A Modern Monk's Guide To Happiness


Photo credit: Steve Ullathorne


Utterly at ease on a sofa tucked in a corner in The Electric in Notting Hill - despite the dramatic burnt orange robes - it’s clear that Gelong Thubten is a thoroughly modern monk. Thubten grew up in Cambridge, his mother is actor Indira Joshi (currently playing Mariam Ahmed in Eastenders) and like his mum, he pursued a career in acting after he finished his degree in English at Oxford. It was during a trip to New York that he had a mental collapse, suffering from severe anxiety, emotional turmoil and stress. Bedridden for two months it was at this point in his life he realised he had to change. In a bid to improve his health, he accompanied a friend to a Tibetan Monastery in Scotland and after four days, decided to become a Buddhist monk. 


Since then Thubten’s life has been utterly different. Driven by the success of his own rehabilitation his mission has been to help as many people as possible to find happiness. And rather than ignoring the perils of our fast-paced info-drenched lifestyles, in his recent book - A Monk’s Guide To Happiness: Meditation In The 21st Century - he chattily explains exactly how to navigate the modern perils of endless social media, disastrous dating and WhatsApp group fallouts. For anyone who has ever tried meditation but has given up or believes in the power of mindfulness but hasn’t quite got around to trying it yet, this is a must-read. 

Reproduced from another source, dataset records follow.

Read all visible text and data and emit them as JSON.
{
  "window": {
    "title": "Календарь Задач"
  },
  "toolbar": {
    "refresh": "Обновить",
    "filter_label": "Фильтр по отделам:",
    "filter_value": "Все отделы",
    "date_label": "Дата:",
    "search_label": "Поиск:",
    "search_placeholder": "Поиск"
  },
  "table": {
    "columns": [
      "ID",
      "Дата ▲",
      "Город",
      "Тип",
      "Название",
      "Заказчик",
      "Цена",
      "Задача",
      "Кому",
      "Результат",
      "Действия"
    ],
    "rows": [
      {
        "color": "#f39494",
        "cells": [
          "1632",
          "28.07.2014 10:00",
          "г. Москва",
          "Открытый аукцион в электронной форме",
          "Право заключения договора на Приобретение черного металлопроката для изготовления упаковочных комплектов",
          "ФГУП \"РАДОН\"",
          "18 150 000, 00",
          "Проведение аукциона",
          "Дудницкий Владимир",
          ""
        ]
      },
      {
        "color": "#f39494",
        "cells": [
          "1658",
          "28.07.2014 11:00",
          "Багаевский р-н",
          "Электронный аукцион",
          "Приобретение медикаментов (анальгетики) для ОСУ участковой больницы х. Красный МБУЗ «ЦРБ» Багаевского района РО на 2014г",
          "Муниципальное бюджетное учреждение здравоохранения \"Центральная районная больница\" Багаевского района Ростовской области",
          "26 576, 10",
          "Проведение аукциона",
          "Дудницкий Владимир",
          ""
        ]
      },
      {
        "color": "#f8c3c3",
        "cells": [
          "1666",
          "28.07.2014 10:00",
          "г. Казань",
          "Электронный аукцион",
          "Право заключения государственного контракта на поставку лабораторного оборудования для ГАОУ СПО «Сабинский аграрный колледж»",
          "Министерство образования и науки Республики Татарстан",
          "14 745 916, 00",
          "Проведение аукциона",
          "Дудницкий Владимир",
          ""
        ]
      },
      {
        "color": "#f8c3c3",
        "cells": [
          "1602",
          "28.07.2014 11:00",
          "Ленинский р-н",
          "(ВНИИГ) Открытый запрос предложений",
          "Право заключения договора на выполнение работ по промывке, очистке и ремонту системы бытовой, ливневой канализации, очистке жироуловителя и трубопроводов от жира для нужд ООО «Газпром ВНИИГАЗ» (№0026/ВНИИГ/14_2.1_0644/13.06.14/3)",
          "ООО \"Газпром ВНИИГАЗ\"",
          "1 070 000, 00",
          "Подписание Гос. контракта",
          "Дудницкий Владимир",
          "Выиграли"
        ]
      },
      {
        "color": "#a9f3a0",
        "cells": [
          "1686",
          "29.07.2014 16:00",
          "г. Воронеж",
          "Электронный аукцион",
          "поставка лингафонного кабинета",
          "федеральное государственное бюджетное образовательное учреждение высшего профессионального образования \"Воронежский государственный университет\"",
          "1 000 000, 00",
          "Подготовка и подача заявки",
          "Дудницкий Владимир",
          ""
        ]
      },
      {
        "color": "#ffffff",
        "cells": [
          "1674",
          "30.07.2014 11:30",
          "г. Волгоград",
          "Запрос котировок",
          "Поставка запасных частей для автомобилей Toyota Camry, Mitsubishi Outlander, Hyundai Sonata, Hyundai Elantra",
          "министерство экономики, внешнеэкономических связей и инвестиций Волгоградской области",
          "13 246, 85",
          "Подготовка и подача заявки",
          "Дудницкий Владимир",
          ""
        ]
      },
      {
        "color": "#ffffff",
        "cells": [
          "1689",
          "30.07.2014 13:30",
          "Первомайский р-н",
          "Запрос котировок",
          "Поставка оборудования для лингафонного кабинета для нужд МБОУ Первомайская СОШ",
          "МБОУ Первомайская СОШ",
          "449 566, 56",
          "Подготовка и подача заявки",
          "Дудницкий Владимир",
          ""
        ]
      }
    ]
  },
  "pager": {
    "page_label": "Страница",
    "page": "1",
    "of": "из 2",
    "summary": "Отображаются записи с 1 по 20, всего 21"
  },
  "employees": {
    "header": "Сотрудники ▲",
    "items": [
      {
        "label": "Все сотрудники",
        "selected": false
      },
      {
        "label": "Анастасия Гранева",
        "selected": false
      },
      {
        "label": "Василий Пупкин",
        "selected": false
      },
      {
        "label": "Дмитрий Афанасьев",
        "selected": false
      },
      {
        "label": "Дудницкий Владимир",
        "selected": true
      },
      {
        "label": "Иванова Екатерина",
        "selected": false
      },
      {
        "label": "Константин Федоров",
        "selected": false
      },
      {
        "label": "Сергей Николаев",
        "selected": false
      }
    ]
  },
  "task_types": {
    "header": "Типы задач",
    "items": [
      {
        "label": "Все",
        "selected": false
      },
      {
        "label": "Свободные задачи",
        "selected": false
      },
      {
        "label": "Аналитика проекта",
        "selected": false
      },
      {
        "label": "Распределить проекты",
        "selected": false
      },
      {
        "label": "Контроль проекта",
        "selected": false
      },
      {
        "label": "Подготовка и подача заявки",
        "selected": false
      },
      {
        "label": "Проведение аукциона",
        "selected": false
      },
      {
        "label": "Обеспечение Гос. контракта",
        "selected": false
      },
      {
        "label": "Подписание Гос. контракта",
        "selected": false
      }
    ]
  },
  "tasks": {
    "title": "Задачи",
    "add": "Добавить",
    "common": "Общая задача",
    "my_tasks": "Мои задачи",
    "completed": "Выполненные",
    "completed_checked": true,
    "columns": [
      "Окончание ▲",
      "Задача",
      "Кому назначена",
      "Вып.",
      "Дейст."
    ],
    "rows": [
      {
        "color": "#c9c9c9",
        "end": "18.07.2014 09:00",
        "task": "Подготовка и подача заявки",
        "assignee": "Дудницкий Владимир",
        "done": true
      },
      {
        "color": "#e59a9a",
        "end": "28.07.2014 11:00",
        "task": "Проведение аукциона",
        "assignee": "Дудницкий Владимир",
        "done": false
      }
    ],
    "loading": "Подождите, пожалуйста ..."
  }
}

Here he tells us some of his words of wisdom...

1



Happiness is possible for everyone - no matter what your circumstances are

The most unhappy people I've met are in LA and some of the happiest people I've met live in mud-hut villages in Zimbabwe. If you're seeking happiness, you're always going to be seeking happiness, and you'll never find it. I have seen people living incredibly challenged lives who have managed to rise above their circumstances. They are living proof that whatever’s happening externally in your life, your reactions are something you can change and that you are in control of. It’s about understanding your own mind and learning to transform that. You have to understand that only you have the power to control your negative thinking.

2



Stop searching for the quick fix
Nowadays our quest for happiness is too often about a quick hit. We’re caught up in the kind of consumerism that’s designed to make us want more. When I first emerged from our four-year retreat in 2009, the smartphone revolution had just happened. Suddenly people were over-controlled by incentive targeted information based online internet searches. I could see how enslaved people had quickly become. The thing with all this information is that it makes us exhausted and anxious because we can't get away from it. My mission is to make people realise that a quick fix won’t work and as more and more people become aware of things like mindfulness I can see that true happiness is possible for everyone.


3



Remember that social media isn’t all bad

I do think it's possible to use social media and to be deeply involved in the modern world. I believe that social media can be used to share positive messages. That's what #TOGETHERBAND is doing. But there are simple things we can do, such as having some time off and having the occasional digital detox. Turn off notifications. Do things that limit the sense of invasion. My main approach is to meditate every morning.

4



Meditation is worthwhile even if you’re short of time
 
I'm not saying that everyone has time to sit around meditating. Everyone can find time for microscopic meditation. Literally standing on the tube and feeling the ground under your feet. Standing and waiting to cross the road and being aware of your body. Sitting at your desk and being aware of the sensation of sitting, feeling the chair under your body for small moments many times a day. Just doing little things with awareness throughout the day keeps you plugged into that calm.


5



Here’s how to deal with falling out someone

Most of our stresses are based around interaction with others. When we try to forgive others, one of the main things that stops us is thinking ‘I don't want them to get away with it.’ But if you're walking around holding onto hurt and anger, they have got away with it. If you forgive, they haven't because you've dropped the burden. People that hurt you might not really mean it – they're just caught up in their own stress. They could be struggling or having issues at home. You don't need to take it personally. So I think meditation - regular meditation - helps you to transform your reactions to life.


6



Harnessing emotions = happiness 

Emotion is positive but we need to learn to be less controlled by our emotions; choose them, rather than them choosing us. To feel joy, to feel loved, to feel excitement, to feel happiness, and compassion – those are emotions that we can cultivate. Sometimes people think anger is a great motivator to get things done, but I think compassion is much stronger. For example, in the climate change discussion, the people who have the most powerful voices are the ones who are not demonizing the enemy but are actually creating understanding and communication.